Perspective: Evolution of Control Variables and Policies for Closed-Loop Deep Brain Stimulation for Parkinson's Disease Using Bidirectional Deep-Brain-Computer Interfaces

Front Hum Neurosci. 2020 Aug 31:14:353. doi: 10.3389/fnhum.2020.00353. eCollection 2020.

Abstract

A deep brain stimulation system capable of closed-loop neuromodulation is a type of bidirectional deep brain-computer interface (dBCI), in which neural signals are recorded, decoded, and then used as the input commands for neuromodulation at the same site in the brain. The challenge in assuring successful implementation of bidirectional dBCIs in Parkinson's disease (PD) is to discover and decode stable, robust and reliable neural inputs that can be tracked during stimulation, and to optimize neurostimulation patterns and parameters (control policies) for motor behaviors at the brain interface, which are customized to the individual.
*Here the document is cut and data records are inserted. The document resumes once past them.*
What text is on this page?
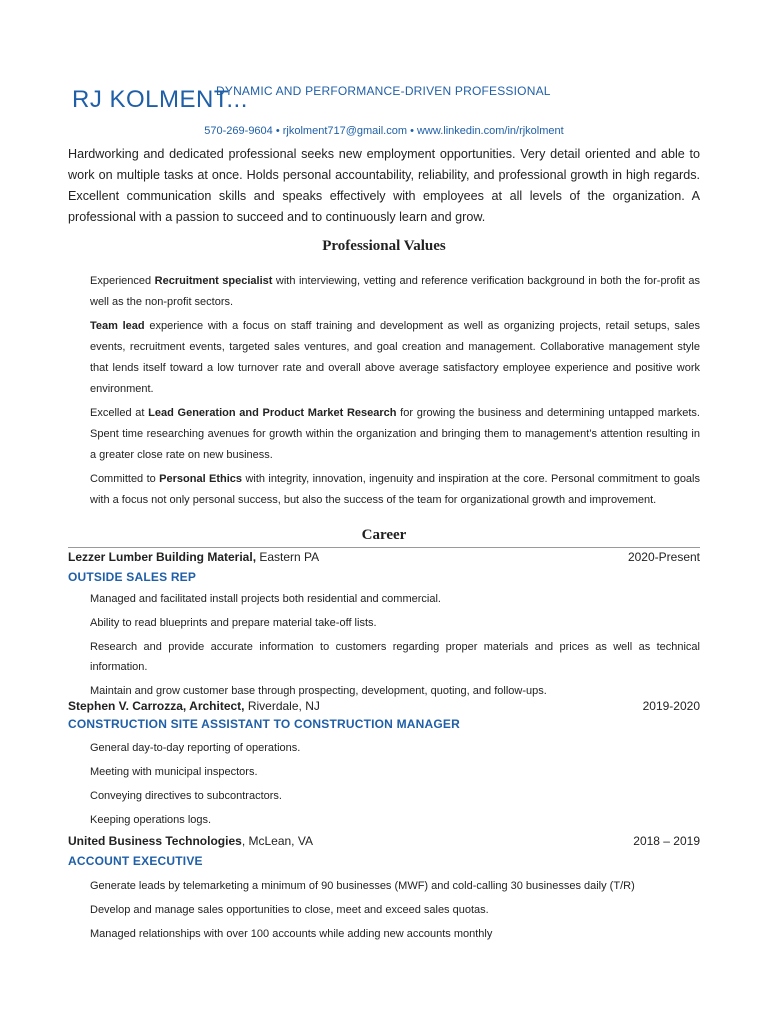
RJ KOLMENT...
DYNAMIC AND PERFORMANCE-DRIVEN PROFESSIONAL
570-269-9604 • rjkolment717@gmail.com • www.linkedin.com/in/rjkolment
Hardworking and dedicated professional seeks new employment opportunities. Very detail oriented and able to work on multiple tasks at once. Holds personal accountability, reliability, and professional growth in high regards. Excellent communication skills and speaks effectively with employees at all levels of the organization. A professional with a passion to succeed and to continuously learn and grow.
Professional Values
Experienced Recruitment specialist with interviewing, vetting and reference verification background in both the for-profit as well as the non-profit sectors.
Team lead experience with a focus on staff training and development as well as organizing projects, retail setups, sales events, recruitment events, targeted sales ventures, and goal creation and management. Collaborative management style that lends itself toward a low turnover rate and overall above average satisfactory employee experience and positive work environment.
Excelled at Lead Generation and Product Market Research for growing the business and determining untapped markets. Spent time researching avenues for growth within the organization and bringing them to management’s attention resulting in a greater close rate on new business.
Committed to Personal Ethics with integrity, innovation, ingenuity and inspiration at the core. Personal commitment to goals with a focus not only personal success, but also the success of the team for organizational growth and improvement.
Career
Lezzer Lumber Building Material, Eastern PA	2020-Present
OUTSIDE SALES REP
Managed and facilitated install projects both residential and commercial.
Ability to read blueprints and prepare material take-off lists.
Research and provide accurate information to customers regarding proper materials and prices as well as technical information.
Maintain and grow customer base through prospecting, development, quoting, and follow-ups.
Stephen V. Carrozza, Architect, Riverdale, NJ	2019-2020
CONSTRUCTION SITE ASSISTANT TO CONSTRUCTION MANAGER
General day-to-day reporting of operations.
Meeting with municipal inspectors.
Conveying directives to subcontractors.
Keeping operations logs.
United Business Technologies, McLean, VA	2018 – 2019
ACCOUNT EXECUTIVE
Generate leads by telemarketing a minimum of 90 businesses (MWF) and cold-calling 30 businesses daily (T/R)
Develop and manage sales opportunities to close, meet and exceed sales quotas.
Managed relationships with over 100 accounts while adding new accounts monthly
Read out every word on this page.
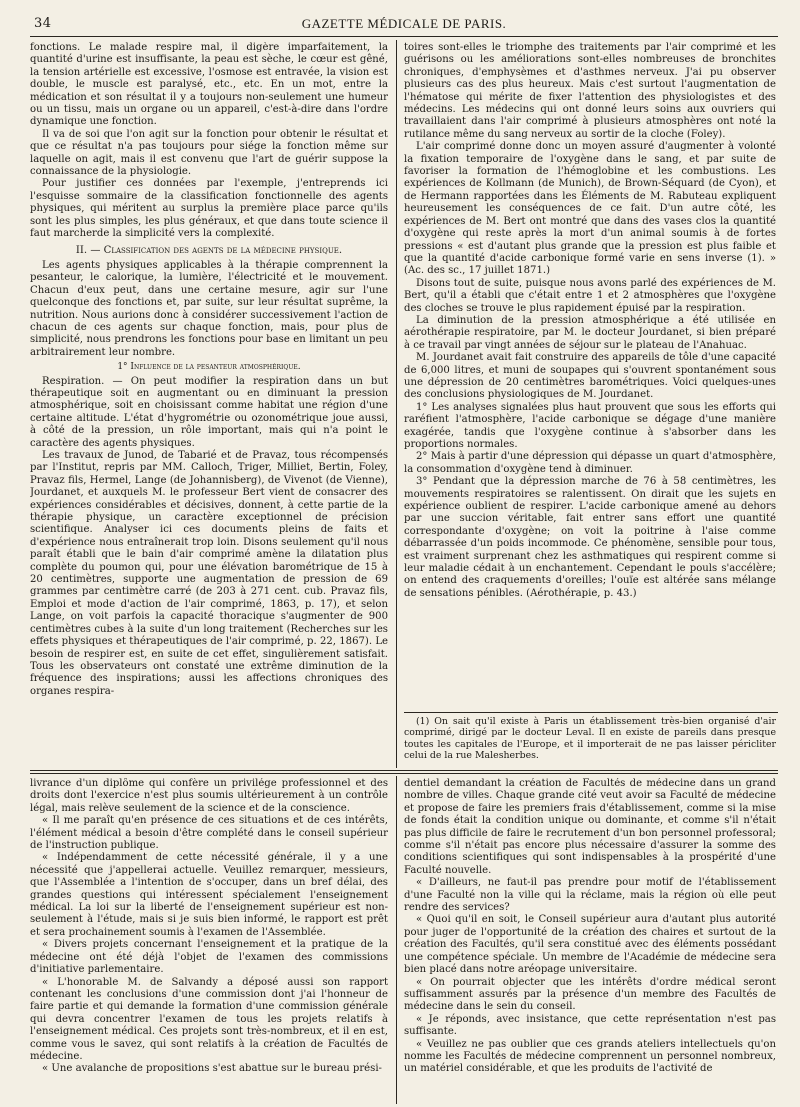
34	GAZETTE MÉDICALE DE PARIS.

fonctions. Le malade respire mal, il digère imparfaitement, la quantité d'urine est insuffisante, la peau est sèche, le cœur est gêné, la tension artérielle est excessive, l'osmose est entravée, la vision est double, le muscle est paralysé, etc., etc. En un mot, entre la médication et son résultat il y a toujours non-seulement une humeur ou un tissu, mais un organe ou un appareil, c'est-à-dire dans l'ordre dynamique une fonction.

Il va de soi que l'on agit sur la fonction pour obtenir le résultat et que ce résultat n'a pas toujours pour siége la fonction même sur laquelle on agit, mais il est convenu que l'art de guérir suppose la connaissance de la physiologie.

Pour justifier ces données par l'exemple, j'entreprends ici l'esquisse sommaire de la classification fonctionnelle des agents physiques, qui méritent au surplus la première place parce qu'ils sont les plus simples, les plus généraux, et que dans toute science il faut marcherde la simplicité vers la complexité.

II. — Classification des agents de la médecine physique.

Les agents physiques applicables à la thérapie comprennent la pesanteur, le calorique, la lumière, l'électricité et le mouvement. Chacun d'eux peut, dans une certaine mesure, agir sur l'une quelconque des fonctions et, par suite, sur leur résultat suprême, la nutrition. Nous aurions donc à considérer successivement l'action de chacun de ces agents sur chaque fonction, mais, pour plus de simplicité, nous prendrons les fonctions pour base en limitant un peu arbitrairement leur nombre.

1° Influence de la pesanteur atmosphérique.

Respiration. — On peut modifier la respiration dans un but thérapeutique soit en augmentant ou en diminuant la pression atmosphérique, soit en choisissant comme habitat une région d'une certaine altitude. L'état d'hygrométrie ou ozonométrique joue aussi, à côté de la pression, un rôle important, mais qui n'a point le caractère des agents physiques.

Les travaux de Junod, de Tabarié et de Pravaz, tous récompensés par l'Institut, repris par MM. Calloch, Triger, Milliet, Bertin, Foley, Pravaz fils, Hermel, Lange (de Johannisberg), de Vivenot (de Vienne), Jourdanet, et auxquels M. le professeur Bert vient de consacrer des expériences considérables et décisives, donnent, à cette partie de la thérapie physique, un caractère exceptionnel de précision scientifique. Analyser ici ces documents pleins de faits et d'expérience nous entraînerait trop loin. Disons seulement qu'il nous paraît établi que le bain d'air comprimé amène la dilatation plus complète du poumon qui, pour une élévation barométrique de 15 à 20 centimètres, supporte une augmentation de pression de 69 grammes par centimètre carré (de 203 à 271 cent. cub. Pravaz fils, Emploi et mode d'action de l'air comprimé, 1863, p. 17), et selon Lange, on voit parfois la capacité thoracique s'augmenter de 900 centimètres cubes à la suite d'un long traitement (Recherches sur les effets physiques et thérapeutiques de l'air comprimé, p. 22, 1867). Le besoin de respirer est, en suite de cet effet, singulièrement satisfait. Tous les observateurs ont constaté une extrême diminution de la fréquence des inspirations; aussi les affections chroniques des organes respira-

toires sont-elles le triomphe des traitements par l'air comprimé et les guérisons ou les améliorations sont-elles nombreuses de bronchites chroniques, d'emphysèmes et d'asthmes nerveux. J'ai pu observer plusieurs cas des plus heureux. Mais c'est surtout l'augmentation de l'hématose qui mérite de fixer l'attention des physiologistes et des médecins. Les médecins qui ont donné leurs soins aux ouvriers qui travaillaient dans l'air comprimé à plusieurs atmosphères ont noté la rutilance même du sang nerveux au sortir de la cloche (Foley).

L'air comprimé donne donc un moyen assuré d'augmenter à volonté la fixation temporaire de l'oxygène dans le sang, et par suite de favoriser la formation de l'hémoglobine et les combustions. Les expériences de Kollmann (de Munich), de Brown-Séquard (de Cyon), et de Hermann rapportées dans les Éléments de M. Rabuteau expliquent heureusement les conséquences de ce fait. D'un autre côté, les expériences de M. Bert ont montré que dans des vases clos la quantité d'oxygène qui reste après la mort d'un animal soumis à de fortes pressions « est d'autant plus grande que la pression est plus faible et que la quantité d'acide carbonique formé varie en sens inverse (1). » (Ac. des sc., 17 juillet 1871.)

Disons tout de suite, puisque nous avons parlé des expériences de M. Bert, qu'il a établi que c'était entre 1 et 2 atmosphères que l'oxygène des cloches se trouve le plus rapidement épuisé par la respiration.

La diminution de la pression atmosphérique a été utilisée en aérothérapie respiratoire, par M. le docteur Jourdanet, si bien préparé à ce travail par vingt années de séjour sur le plateau de l'Anahuac.

M. Jourdanet avait fait construire des appareils de tôle d'une capacité de 6,000 litres, et muni de soupapes qui s'ouvrent spontanément sous une dépression de 20 centimètres barométriques. Voici quelques-unes des conclusions physiologiques de M. Jourdanet.

1° Les analyses signalées plus haut prouvent que sous les efforts qui raréfient l'atmosphère, l'acide carbonique se dégage d'une manière exagérée, tandis que l'oxygène continue à s'absorber dans les proportions normales.

2° Mais à partir d'une dépression qui dépasse un quart d'atmosphère, la consommation d'oxygène tend à diminuer.

3° Pendant que la dépression marche de 76 à 58 centimètres, les mouvements respiratoires se ralentissent. On dirait que les sujets en expérience oublient de respirer. L'acide carbonique amené au dehors par une succion véritable, fait entrer sans effort une quantité correspondante d'oxygène; on voit la poitrine à l'aise comme débarrassée d'un poids incommode. Ce phénomène, sensible pour tous, est vraiment surprenant chez les asthmatiques qui respirent comme si leur maladie cédait à un enchantement. Cependant le pouls s'accélère; on entend des craquements d'oreilles; l'ouïe est altérée sans mélange de sensations pénibles. (Aérothérapie, p. 43.)

(1) On sait qu'il existe à Paris un établissement très-bien organisé d'air comprimé, dirigé par le docteur Leval. Il en existe de pareils dans presque toutes les capitales de l'Europe, et il importerait de ne pas laisser péricliter celui de la rue Malesherbes.

livrance d'un diplôme qui confère un privilége professionnel et des droits dont l'exercice n'est plus soumis ultérieurement à un contrôle légal, mais relève seulement de la science et de la conscience.

« Il me paraît qu'en présence de ces situations et de ces intérêts, l'élément médical a besoin d'être complété dans le conseil supérieur de l'instruction publique.

« Indépendamment de cette nécessité générale, il y a une nécessité que j'appellerai actuelle. Veuillez remarquer, messieurs, que l'Assemblée a l'intention de s'occuper, dans un bref délai, des grandes questions qui intéressent spécialement l'enseignement médical. La loi sur la liberté de l'enseignement supérieur est non-seulement à l'étude, mais si je suis bien informé, le rapport est prêt et sera prochainement soumis à l'examen de l'Assemblée.

« Divers projets concernant l'enseignement et la pratique de la médecine ont été déjà l'objet de l'examen des commissions d'initiative parlementaire.

« L'honorable M. de Salvandy a déposé aussi son rapport contenant les conclusions d'une commission dont j'ai l'honneur de faire partie et qui demande la formation d'une commission générale qui devra concentrer l'examen de tous les projets relatifs à l'enseignement médical. Ces projets sont très-nombreux, et il en est, comme vous le savez, qui sont relatifs à la création de Facultés de médecine.

« Une avalanche de propositions s'est abattue sur le bureau prési-

dentiel demandant la création de Facultés de médecine dans un grand nombre de villes. Chaque grande cité veut avoir sa Faculté de médecine et propose de faire les premiers frais d'établissement, comme si la mise de fonds était la condition unique ou dominante, et comme s'il n'était pas plus difficile de faire le recrutement d'un bon personnel professoral; comme s'il n'était pas encore plus nécessaire d'assurer la somme des conditions scientifiques qui sont indispensables à la prospérité d'une Faculté nouvelle.

« D'ailleurs, ne faut-il pas prendre pour motif de l'établissement d'une Faculté non la ville qui la réclame, mais la région où elle peut rendre des services?

« Quoi qu'il en soit, le Conseil supérieur aura d'autant plus autorité pour juger de l'opportunité de la création des chaires et surtout de la création des Facultés, qu'il sera constitué avec des éléments possédant une compétence spéciale. Un membre de l'Académie de médecine sera bien placé dans notre aréopage universitaire.

« On pourrait objecter que les intérêts d'ordre médical seront suffisamment assurés par la présence d'un membre des Facultés de médecine dans le sein du conseil.

« Je réponds, avec insistance, que cette représentation n'est pas suffisante.

« Veuillez ne pas oublier que ces grands ateliers intellectuels qu'on nomme les Facultés de médecine comprennent un personnel nombreux, un matériel considérable, et que les produits de l'activité de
In this perspective, we will outline the work done in our lab regarding the evolution of the discovery of neural and behavioral control variables relevant to PD, the development of a novel personalized dual-threshold control policy relevant to the individual's therapeutic window and the application of these to investigations of closed-loop STN DBS driven by neural or kinematic inputs, using the first generation of bidirectional dBCIs.

Keywords: Parkinson’s disease; beta oscillations; brain-computer interface (BCI); brain-machine interface (BMI); closed-loop neurostimulation; deep brain stimulation; kinematics; subthalamic nucleus.